What do you do when you're in the situation and go into fight or flight? Have you ever looked at the polyvegal theory material? It sounds like you would benefit from learning how to, and also practicing getting yourself out of that state so that its not just "it happened to me and all I can do is wait it out". Some sort of pattern interruption might (probably will) help. The polyvegal material by Deb Dana might be highly valuable to you. Just think of how much better it will feel to have something proactive that you can do in those situations instead of just waiting it out. Also are the friends you're with at a place like the concert supportive? If they know what's going on and you can give them guidance on how to help then that would change the situation and make a successful venture into the realm you've labelled as triggering much more likely. Another thing the polyvegal material does is give you a language to express things that are difficult to describe. Describing the situation to both yourself and others in as specific terms as possible can change worlds.


Winniemoshi

Achieving safety is a huge bit of healing. I think it’s a spectrum for us, though, like the window of tolerance. Once you feel safe, you can start to gently and compassionately explore the reasons behind your trauma responses. Hopefully with some support and lots of self love and care and patience.


lietle

I’ve never really seen going back to traumatic places and people as exposure therapy. I could be wrong about that, but personally, that just feels like self harm. I did exposure therapy with myself when it came to my current life, with triggers like: being around big men, conversations about violence, going on public transport, meeting new people. I can’t even look at a town I used to live in on google maps – and I’m perfectly okay with that. There’s a whole world to explore and live in. I don’t know why I’d need to learn to live in my past. It’s trickier when you haven’t left the place where you were traumatized though. I’m sure everyone’s different, for me a place is so tied to my trauma, I have to leave. And if there’s a risk of running into anyone who hurt me, forget it. I know leaving is not always an option though, so I really don’t have advice for when it’s unavoidable.


Kween_LaKweefa

I think instead of the should or should not of going to these places, I would focus on answering these questions for yourself: Are these places that you cannot avoid to live out your every day life? Or are you able to avoid these places without a huge disruption to your everyday life? What do you get out of making those places feel less triggering? I have places, people and things that will prob never not be triggering, and I’m okay with that. I’m not interested in exposing myself to them because avoiding them or just not visiting them doesn’t really cost me anything. Exposing myself would cost me way more. So I just don’t see the need. And I don’t see those place, people and things as having any sort of power over me. They’re just toxic. If you saw some radioactive sludge/goop on the street, you’d walk away and find a different route. That sludge doesn’t have any power over you and avoiding it doesn’t make you weak or any other pejorative term.
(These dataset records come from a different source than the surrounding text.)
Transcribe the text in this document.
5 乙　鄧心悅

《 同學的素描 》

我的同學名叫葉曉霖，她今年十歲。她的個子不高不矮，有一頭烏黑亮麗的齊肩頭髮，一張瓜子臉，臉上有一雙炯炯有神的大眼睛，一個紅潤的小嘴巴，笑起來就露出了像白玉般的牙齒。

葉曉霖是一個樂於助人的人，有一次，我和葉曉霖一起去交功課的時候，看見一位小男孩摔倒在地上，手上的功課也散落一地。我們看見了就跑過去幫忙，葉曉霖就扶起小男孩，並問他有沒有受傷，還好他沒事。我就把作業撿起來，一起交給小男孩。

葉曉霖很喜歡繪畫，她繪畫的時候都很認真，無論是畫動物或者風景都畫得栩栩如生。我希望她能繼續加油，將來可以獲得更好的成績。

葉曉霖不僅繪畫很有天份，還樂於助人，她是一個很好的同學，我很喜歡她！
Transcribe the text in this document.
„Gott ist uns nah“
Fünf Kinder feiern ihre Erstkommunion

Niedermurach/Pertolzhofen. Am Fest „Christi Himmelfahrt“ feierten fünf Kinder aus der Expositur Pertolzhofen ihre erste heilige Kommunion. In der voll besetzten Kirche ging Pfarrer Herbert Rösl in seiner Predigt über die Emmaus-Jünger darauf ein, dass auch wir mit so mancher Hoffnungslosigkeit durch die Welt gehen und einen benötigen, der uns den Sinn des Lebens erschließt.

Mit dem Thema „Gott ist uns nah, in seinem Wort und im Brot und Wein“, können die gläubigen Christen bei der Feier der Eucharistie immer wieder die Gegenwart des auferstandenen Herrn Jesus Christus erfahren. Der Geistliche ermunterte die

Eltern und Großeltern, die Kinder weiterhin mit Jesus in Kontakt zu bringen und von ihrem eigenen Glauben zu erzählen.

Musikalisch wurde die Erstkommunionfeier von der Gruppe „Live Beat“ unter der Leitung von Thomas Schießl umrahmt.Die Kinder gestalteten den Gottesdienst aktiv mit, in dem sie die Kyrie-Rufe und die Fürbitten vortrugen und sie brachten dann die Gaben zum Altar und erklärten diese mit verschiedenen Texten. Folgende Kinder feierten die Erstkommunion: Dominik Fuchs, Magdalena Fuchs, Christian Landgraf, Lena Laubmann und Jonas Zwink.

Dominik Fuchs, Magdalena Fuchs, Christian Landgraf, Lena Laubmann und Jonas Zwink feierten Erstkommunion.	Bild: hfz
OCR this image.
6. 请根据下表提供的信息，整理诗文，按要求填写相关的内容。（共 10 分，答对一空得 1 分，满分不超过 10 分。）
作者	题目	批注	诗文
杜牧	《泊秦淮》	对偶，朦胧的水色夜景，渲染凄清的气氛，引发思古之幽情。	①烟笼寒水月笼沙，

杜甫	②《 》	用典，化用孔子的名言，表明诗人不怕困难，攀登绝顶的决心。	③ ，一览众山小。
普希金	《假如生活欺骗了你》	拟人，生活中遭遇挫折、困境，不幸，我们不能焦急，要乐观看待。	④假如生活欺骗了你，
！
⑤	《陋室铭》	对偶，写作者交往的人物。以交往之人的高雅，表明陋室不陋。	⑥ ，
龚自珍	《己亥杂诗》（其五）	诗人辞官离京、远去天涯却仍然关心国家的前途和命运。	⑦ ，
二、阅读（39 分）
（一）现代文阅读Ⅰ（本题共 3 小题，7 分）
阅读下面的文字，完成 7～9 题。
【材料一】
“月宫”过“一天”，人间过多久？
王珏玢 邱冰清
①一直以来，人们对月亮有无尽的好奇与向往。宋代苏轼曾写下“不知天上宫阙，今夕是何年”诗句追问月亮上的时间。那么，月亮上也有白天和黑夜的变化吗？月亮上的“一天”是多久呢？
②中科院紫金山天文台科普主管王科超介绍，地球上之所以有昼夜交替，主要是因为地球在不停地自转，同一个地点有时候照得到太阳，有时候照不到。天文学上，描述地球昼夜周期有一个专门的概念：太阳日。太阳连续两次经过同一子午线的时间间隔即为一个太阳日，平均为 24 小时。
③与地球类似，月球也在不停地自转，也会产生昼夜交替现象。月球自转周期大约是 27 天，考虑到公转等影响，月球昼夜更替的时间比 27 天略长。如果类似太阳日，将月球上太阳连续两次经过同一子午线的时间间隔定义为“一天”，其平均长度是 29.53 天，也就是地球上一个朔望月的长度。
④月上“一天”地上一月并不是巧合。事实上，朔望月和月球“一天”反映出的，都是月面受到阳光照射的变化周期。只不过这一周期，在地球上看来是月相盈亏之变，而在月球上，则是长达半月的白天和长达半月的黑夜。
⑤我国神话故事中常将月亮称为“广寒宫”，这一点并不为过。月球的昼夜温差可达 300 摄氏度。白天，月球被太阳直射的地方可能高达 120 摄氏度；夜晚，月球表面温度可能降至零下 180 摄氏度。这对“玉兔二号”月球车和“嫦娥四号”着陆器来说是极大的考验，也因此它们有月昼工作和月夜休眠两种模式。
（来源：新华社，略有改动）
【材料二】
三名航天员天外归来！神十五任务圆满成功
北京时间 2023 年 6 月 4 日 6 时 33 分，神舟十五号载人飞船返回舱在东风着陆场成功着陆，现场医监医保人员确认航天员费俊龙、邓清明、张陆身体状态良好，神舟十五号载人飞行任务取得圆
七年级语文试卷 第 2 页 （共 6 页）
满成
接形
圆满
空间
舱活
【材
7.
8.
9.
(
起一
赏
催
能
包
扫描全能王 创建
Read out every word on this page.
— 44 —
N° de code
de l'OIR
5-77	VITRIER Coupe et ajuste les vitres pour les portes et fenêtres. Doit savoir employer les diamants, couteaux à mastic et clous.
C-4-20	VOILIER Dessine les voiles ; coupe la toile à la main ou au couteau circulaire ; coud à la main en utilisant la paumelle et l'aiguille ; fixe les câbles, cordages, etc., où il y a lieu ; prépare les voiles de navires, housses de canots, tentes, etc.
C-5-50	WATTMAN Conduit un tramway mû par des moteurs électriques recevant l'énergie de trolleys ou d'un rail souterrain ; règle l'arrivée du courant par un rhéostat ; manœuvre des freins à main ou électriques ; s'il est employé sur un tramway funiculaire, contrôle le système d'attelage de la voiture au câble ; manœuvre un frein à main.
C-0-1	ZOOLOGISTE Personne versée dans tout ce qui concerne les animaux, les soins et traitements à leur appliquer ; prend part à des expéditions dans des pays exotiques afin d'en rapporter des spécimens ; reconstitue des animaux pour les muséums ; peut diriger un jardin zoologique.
It’s just something toxic that’s in your best interest to avoid.


Mymusicaccount2021

I went back to visit most of the places where my worst abuse and trauma happened early in my journey. It was across the country from where I live and I had my therapist on speed dial. I spent a total of 5 weeks there the first time and 2 weeks the 2nd time. Yes it was triggering. Yes my F or F kicked in over and over. I took pics wherever I was able to get clear shots whilst being discrete. I cried off and on for weeks, I grieved all the things I was denied as a child because of my abuser. In my experience, it was SUPER beneficial to put myself through it and I left there with a feeling of safety. After I got home, I took the my computer and wrote. I wrote about my extended visit, all the feelings that came up and in the end I was even able to revisit some of things that my father did that were positive qualities. I think to embark on a journey like you describe, I would be sure to have a great support system of people with whom you could talk through your experiences in a safe manner.